Que faire si délai inaptitude dépassé et pas licencier ? Conseils
Vous êtes en arrêt maladie, déclaré inapte par le médecin du travail, mais le délai d'inaptitude est dépassé et l'employeur ne vous a pas licencié. Cette situation est juridiquement complexe et source d'angoisse. Que faire si le délai d'inaptitude est dépassé et que vous n'êtes pas licencié ? Cet article, rédigé par un avocat spécialisé en droit du travail pour OnlineAvocat.fr, vous guide pas à pas. Nous analysons les textes (Code du travail), la jurisprudence récente (2026) et vous donnons des solutions concrètes pour faire valoir vos droits, notamment le paiement des salaires et la rupture du contrat.
En France, l'inaptitude médicale ouvre des droits spécifiques pour le salarié et des obligations strictes pour l'employeur.
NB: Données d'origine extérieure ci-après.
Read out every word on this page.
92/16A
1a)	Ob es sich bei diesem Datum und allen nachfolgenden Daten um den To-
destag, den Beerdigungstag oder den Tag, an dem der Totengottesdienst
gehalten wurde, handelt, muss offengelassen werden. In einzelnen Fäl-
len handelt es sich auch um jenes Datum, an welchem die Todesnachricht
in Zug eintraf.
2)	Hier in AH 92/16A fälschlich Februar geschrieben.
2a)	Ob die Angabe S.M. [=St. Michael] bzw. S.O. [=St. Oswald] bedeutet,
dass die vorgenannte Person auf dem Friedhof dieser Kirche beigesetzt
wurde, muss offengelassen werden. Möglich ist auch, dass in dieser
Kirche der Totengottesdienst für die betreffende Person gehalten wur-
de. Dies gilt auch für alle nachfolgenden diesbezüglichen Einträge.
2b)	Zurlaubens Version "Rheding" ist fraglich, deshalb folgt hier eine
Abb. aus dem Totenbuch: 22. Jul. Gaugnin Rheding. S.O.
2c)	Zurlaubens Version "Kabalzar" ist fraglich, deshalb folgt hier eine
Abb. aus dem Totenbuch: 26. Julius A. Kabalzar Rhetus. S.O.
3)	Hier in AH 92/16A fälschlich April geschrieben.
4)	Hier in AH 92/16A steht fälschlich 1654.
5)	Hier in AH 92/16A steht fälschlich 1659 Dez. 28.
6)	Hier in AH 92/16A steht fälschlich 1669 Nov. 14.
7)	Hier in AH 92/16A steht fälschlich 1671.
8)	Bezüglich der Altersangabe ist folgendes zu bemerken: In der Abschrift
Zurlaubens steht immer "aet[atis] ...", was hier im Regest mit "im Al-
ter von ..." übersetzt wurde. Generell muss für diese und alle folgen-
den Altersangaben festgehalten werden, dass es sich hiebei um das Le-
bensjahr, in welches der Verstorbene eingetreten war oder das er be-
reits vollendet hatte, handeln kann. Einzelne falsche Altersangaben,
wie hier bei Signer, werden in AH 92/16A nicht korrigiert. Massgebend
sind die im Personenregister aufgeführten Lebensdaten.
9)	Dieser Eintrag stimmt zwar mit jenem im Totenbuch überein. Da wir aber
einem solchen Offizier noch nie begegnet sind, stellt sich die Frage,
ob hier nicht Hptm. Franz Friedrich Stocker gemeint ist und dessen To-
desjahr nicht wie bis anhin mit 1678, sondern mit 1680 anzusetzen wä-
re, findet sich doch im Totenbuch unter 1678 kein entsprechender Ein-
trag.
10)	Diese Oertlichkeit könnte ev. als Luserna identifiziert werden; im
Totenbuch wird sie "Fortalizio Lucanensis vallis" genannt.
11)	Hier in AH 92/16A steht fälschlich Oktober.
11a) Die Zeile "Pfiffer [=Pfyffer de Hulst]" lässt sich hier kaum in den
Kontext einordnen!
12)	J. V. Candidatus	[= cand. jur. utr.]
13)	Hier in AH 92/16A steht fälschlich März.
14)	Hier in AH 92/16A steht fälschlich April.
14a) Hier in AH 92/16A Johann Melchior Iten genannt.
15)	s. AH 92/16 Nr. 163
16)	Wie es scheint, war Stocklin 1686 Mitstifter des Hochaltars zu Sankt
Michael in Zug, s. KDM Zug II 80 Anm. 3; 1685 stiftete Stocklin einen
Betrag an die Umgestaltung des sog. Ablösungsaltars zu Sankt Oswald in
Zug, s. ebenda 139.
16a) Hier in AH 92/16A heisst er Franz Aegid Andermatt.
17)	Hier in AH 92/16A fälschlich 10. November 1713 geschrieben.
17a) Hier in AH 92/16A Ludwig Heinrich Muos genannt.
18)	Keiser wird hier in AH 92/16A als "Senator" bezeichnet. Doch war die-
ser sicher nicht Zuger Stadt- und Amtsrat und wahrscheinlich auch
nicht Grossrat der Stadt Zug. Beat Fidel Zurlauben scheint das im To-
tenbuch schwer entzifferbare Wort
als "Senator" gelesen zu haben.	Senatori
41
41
Lorsque ce dernier ne respecte pas le délai légal d'un mois pour reclasser ou licencier, la loi prévoit des sanctions automatiques. Cet article vous explique comment réagir, quelles actions engager et comment obtenir une indemnisation. Pour une analyse personnalisée de votre situation, n'hésitez pas à consulter un avocat en ligne sur OnlineAvocat.fr.
🔑 Points clés à retenir
- Délai d'un mois : L'employeur a 1 mois à compter de la visite de reprise pour reclasser ou licencier.
- Sanction automatique : Si le délai est dépassé, l'employeur doit reprendre le versement du salaire (Art. L.1226-4 du Code du travail).
- Absence de licenciement : L'employeur n'est pas obligé de licencier, mais il doit justifier de l'impossibilité de reclassement.
- Rupture du contrat : Vous pouvez demander la résiliation judiciaire du contrat de travail aux Prud'hommes.
- Indemnités : Vous avez droit à des dommages et intérêts pour non-respect du délai.
- Consultation : Un avocat spécialisé peut vous aider à négocier ou à saisir le conseil de prud'hommes.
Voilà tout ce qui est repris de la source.